Мария тихо охнула, додумавшись, прикрыла рот ладонью.

«Ведь им скоро дома там между собой делить…»


– Море! Море! Смотрите, вон там, за кустами море!

Закричала какая-то суматошная деваха, тут же подхватили, заорали многие.

– Море! Широкое-то какое!

Успокоил всех в кузове бородатый мужик.

Не вставая с лавки махнул рукой.

– Дуры. Море будет попозже, слева. А это – залив. На нём и будем рыбку ловить. Кормилец наш…


Воды становилось всё больше и больше, дорога местами подходила почти до самого берега и даже густые кусты не могли скрывать ровного серого пространства.

Кое-где далеко, очень далеко, виднелась слабая полоска противоположного берега, а местами солнечная вода длилась до самого горизонта.

– Ух ты! А ведь море-то, оно ведь ещё больше этого залива будет, верно, дед?!

– Верно. И чуток солёное, не попьёшь в нём при случае. А тут водичка пресная, как в речке. Дело привычное.


Грузовик гудел, неспешно пробираясь по сухой песчаной колее.

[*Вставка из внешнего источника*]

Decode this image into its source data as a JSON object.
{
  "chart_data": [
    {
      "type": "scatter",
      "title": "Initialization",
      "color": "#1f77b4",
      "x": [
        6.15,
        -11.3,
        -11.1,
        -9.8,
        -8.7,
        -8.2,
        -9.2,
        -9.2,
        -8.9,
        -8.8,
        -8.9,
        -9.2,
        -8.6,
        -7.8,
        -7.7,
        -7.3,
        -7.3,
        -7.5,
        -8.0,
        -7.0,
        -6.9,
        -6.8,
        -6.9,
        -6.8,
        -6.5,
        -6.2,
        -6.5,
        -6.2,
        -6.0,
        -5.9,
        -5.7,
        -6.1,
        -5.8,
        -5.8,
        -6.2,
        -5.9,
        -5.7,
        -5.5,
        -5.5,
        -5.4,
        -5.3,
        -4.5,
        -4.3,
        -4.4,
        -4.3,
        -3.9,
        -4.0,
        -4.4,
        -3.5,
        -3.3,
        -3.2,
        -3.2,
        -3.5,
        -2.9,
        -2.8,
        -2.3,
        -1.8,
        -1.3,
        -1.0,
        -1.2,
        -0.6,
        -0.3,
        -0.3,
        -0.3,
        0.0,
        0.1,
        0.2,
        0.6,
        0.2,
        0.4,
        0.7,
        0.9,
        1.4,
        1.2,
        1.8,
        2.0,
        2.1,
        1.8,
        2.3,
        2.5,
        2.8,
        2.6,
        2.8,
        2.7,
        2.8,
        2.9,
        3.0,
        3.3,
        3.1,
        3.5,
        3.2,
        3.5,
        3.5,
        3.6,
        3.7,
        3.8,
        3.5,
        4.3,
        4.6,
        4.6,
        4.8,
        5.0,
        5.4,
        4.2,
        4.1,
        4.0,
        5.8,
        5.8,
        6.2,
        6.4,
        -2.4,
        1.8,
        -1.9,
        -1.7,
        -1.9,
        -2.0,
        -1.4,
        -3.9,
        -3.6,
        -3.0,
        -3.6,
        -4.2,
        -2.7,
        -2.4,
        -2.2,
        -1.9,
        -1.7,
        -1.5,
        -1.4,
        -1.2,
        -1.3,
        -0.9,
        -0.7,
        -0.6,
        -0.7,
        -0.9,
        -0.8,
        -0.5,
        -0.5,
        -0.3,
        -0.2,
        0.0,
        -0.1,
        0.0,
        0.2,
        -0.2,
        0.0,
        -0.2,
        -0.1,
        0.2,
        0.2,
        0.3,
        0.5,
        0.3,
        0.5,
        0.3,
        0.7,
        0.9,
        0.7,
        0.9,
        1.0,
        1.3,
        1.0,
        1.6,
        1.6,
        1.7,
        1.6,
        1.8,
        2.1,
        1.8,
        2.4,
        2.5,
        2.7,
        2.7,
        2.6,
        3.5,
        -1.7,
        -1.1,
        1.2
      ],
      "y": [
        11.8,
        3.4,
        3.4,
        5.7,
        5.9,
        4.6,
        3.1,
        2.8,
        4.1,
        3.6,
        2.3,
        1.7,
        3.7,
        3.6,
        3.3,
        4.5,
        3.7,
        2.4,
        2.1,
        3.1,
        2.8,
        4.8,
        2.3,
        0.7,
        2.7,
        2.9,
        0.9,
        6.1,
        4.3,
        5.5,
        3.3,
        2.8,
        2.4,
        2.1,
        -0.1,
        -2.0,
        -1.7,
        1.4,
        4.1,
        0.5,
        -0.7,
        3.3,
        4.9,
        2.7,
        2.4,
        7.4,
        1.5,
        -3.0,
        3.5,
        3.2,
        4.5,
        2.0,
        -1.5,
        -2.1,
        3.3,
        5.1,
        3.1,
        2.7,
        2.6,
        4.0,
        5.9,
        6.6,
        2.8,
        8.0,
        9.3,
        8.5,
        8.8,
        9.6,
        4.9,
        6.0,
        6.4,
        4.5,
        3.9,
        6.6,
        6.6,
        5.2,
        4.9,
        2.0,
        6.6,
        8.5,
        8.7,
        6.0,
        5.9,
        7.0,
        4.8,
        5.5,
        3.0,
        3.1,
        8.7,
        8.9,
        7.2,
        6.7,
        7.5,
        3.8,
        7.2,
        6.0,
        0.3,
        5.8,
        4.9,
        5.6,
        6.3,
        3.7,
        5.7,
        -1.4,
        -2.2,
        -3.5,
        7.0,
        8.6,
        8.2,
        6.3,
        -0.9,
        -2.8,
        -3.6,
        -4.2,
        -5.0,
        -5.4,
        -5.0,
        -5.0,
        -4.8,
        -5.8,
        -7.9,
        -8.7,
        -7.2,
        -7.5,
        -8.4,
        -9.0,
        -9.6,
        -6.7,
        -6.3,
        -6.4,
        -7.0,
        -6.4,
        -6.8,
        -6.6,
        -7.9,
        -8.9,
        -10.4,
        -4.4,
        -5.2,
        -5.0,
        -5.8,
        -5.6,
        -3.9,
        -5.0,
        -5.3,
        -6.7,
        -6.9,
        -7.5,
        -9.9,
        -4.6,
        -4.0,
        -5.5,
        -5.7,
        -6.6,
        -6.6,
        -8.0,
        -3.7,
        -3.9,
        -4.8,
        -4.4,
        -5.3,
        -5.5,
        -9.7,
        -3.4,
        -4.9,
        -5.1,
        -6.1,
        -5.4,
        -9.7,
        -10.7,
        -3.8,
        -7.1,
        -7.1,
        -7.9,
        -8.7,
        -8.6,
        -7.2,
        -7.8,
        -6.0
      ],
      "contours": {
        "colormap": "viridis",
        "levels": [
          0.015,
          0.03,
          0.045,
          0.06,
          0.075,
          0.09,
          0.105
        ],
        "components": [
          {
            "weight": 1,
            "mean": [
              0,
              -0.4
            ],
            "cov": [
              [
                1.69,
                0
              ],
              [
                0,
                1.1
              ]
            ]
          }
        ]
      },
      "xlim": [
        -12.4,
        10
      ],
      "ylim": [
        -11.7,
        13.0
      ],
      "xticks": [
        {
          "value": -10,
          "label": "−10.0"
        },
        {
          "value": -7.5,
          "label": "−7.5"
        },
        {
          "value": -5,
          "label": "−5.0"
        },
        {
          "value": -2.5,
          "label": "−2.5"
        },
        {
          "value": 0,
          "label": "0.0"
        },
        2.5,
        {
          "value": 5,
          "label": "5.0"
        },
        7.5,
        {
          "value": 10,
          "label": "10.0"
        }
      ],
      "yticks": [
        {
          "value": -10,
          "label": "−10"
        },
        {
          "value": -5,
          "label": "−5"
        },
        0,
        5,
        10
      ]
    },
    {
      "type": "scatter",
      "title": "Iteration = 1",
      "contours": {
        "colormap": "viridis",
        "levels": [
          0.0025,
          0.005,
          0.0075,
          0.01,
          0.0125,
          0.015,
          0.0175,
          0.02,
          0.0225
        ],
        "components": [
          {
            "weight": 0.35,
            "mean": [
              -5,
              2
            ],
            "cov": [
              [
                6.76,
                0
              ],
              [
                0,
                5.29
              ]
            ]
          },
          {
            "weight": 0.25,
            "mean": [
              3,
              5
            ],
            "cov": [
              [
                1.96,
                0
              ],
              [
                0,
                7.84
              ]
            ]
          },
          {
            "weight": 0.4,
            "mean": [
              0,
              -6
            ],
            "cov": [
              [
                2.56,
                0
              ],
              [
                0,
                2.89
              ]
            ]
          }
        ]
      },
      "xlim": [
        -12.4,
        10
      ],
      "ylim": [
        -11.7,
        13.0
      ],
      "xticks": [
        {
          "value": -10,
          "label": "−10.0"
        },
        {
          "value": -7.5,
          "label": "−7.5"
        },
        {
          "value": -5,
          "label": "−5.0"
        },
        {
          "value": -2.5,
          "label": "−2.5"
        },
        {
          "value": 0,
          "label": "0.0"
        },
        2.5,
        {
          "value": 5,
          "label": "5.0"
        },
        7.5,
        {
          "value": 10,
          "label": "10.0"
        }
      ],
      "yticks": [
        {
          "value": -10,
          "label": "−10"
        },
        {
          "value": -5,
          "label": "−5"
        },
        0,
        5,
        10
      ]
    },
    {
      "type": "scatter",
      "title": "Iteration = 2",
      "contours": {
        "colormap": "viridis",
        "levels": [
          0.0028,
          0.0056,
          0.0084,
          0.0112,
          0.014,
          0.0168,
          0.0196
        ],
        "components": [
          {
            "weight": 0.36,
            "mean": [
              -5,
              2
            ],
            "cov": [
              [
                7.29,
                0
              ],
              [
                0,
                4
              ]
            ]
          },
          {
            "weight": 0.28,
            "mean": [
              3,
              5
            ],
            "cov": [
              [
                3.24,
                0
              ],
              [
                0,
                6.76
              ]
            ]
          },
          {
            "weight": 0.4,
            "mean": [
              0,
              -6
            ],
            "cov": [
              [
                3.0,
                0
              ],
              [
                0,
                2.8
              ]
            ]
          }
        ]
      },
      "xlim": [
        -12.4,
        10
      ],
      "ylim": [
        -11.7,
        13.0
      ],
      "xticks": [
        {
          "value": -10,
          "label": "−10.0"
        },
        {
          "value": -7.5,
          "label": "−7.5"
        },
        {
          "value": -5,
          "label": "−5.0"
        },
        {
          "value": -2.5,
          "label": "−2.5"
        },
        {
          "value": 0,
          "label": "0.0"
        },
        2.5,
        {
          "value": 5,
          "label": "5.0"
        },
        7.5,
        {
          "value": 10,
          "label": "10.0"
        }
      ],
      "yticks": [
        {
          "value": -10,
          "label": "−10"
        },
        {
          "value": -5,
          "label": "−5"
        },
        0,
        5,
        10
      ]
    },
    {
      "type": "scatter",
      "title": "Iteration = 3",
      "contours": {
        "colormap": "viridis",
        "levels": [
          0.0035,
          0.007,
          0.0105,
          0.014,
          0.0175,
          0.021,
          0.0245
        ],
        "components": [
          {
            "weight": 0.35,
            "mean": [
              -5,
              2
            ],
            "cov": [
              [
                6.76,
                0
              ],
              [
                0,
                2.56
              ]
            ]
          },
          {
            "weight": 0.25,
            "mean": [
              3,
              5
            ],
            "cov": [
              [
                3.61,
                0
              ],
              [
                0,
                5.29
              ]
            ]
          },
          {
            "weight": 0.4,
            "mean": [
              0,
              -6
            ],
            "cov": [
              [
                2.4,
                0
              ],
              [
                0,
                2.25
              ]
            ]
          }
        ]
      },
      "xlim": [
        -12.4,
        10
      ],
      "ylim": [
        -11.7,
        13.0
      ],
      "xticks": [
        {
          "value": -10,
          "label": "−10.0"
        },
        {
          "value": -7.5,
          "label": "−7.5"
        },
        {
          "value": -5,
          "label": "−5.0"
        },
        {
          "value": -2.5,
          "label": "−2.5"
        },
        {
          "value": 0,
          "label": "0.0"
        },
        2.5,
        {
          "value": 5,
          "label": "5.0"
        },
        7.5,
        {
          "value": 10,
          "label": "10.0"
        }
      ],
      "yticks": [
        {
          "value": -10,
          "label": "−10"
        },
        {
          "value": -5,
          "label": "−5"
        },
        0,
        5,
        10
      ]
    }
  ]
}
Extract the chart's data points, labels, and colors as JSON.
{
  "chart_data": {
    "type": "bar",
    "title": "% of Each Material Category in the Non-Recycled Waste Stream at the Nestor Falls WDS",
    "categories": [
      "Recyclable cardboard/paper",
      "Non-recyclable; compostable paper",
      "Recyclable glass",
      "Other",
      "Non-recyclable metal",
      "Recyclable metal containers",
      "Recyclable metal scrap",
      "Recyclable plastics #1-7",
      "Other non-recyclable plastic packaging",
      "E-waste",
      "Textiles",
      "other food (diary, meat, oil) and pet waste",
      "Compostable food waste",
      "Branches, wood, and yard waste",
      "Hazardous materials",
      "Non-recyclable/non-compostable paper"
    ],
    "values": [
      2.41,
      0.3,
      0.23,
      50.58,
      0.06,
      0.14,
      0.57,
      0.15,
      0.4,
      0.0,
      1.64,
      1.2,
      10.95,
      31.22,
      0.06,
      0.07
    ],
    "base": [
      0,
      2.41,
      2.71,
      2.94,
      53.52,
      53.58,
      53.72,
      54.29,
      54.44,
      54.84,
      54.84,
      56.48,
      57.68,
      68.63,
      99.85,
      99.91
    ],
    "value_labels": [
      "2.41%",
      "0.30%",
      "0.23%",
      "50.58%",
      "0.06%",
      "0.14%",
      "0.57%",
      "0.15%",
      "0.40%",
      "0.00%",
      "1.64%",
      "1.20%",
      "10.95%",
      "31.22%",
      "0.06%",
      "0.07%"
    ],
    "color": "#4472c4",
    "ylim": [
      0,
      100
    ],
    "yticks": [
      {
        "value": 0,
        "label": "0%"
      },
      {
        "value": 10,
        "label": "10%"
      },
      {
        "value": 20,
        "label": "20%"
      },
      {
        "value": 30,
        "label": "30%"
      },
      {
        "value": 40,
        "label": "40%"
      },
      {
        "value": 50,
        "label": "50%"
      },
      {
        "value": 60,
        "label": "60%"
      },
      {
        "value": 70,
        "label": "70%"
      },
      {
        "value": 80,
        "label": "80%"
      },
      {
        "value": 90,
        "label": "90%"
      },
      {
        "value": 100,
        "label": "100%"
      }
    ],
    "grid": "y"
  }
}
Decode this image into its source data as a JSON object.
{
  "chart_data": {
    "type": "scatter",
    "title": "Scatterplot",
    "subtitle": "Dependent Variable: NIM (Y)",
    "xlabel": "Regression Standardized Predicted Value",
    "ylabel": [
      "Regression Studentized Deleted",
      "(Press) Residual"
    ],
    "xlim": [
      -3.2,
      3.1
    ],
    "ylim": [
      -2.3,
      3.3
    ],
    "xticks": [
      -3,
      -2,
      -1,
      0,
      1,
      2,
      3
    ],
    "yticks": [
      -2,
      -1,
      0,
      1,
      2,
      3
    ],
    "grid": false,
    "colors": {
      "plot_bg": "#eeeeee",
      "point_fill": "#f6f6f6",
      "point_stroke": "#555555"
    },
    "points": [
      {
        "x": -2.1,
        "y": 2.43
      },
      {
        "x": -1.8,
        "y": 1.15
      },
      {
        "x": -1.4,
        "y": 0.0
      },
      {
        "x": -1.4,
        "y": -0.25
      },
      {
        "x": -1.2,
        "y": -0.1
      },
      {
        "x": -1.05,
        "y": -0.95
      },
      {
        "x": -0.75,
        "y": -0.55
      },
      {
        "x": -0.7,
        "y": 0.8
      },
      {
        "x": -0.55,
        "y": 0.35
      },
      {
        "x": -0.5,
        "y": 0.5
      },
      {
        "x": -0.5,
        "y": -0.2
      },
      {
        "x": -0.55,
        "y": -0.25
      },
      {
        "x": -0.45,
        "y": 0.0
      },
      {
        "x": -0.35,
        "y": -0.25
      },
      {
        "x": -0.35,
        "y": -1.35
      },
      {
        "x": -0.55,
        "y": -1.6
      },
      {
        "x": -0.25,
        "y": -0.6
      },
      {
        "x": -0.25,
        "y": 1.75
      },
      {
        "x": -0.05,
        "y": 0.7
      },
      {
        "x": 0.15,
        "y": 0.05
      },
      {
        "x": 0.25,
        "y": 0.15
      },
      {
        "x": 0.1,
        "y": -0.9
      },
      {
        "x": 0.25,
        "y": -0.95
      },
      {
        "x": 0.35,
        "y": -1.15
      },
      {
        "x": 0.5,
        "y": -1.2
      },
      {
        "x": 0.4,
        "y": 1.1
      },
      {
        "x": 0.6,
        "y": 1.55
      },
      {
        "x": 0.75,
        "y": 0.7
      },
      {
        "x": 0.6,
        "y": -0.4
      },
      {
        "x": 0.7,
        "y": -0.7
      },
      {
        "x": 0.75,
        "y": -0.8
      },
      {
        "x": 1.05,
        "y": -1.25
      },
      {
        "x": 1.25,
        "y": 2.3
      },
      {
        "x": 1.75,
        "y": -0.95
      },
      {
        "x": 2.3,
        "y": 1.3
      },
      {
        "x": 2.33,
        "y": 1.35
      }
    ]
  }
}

Люди в азарте отстёгивали кузовной брезент и по бортам, задирали его повыше, крепили кое-как верёвочками, штатными ремешками, лишь бы успевать рассматривать свою новую жизнь подробнее.

– Дома! Вон! Смотри! Крыши драночные! Через дорогу, у леса!

– Камышом крытые, которые подлиннее-то, у самой воды.

– И красные крыши тоже есть! Черепичные, те повыше.

– А на берегу – лодки! Много! Чудные какие лодки-то, огромные!

– Аисты! Смотрите, аисты! На столбах сидят, не боятся! Вот это да!

– И сети сушатся, смотрите! На ветру, на вешалах! Совсем как у нас на озере!


Домов по левую руку становилось больше.

Они стояли возле воды ровные, спокойные, тихие.

Машина фыркнула последний раз, съехала с дороги и встала посреди улицы.

– А ну, вылазь, товарищи вновь прибывшие переселенцы! И не разбегаться никому никуда по своим делам, всем строиться. Перекличка! Учёт будет строгий.

Говорить одноглазый умел.

Сверкать оставшимся глазом у него тоже получалось неплохо.

Мария усмехнулась.

С Викторовичем, кажется, колхозникам повезло.


– Маша! Маша! Я здесь!

К машине со всех ног неслась крепенькая розовощёкая Томка.

Растолкала стоявших вокруг грузовика людей, с разбега бросилась обниматься, заревела, уткнувшись кудрявой головой в жакет Марии.

– Я уж думала, что не увидимся больше, что разошлись, не найдёмся! Ма-ашка!

Заревела ещё громче, счастливо, в голос, не стесняясь никого вокруг.

Замахала руками.

– Это же моя подруга самая лучшая, Мария! Приехала! Машка, какая же ты молодчина!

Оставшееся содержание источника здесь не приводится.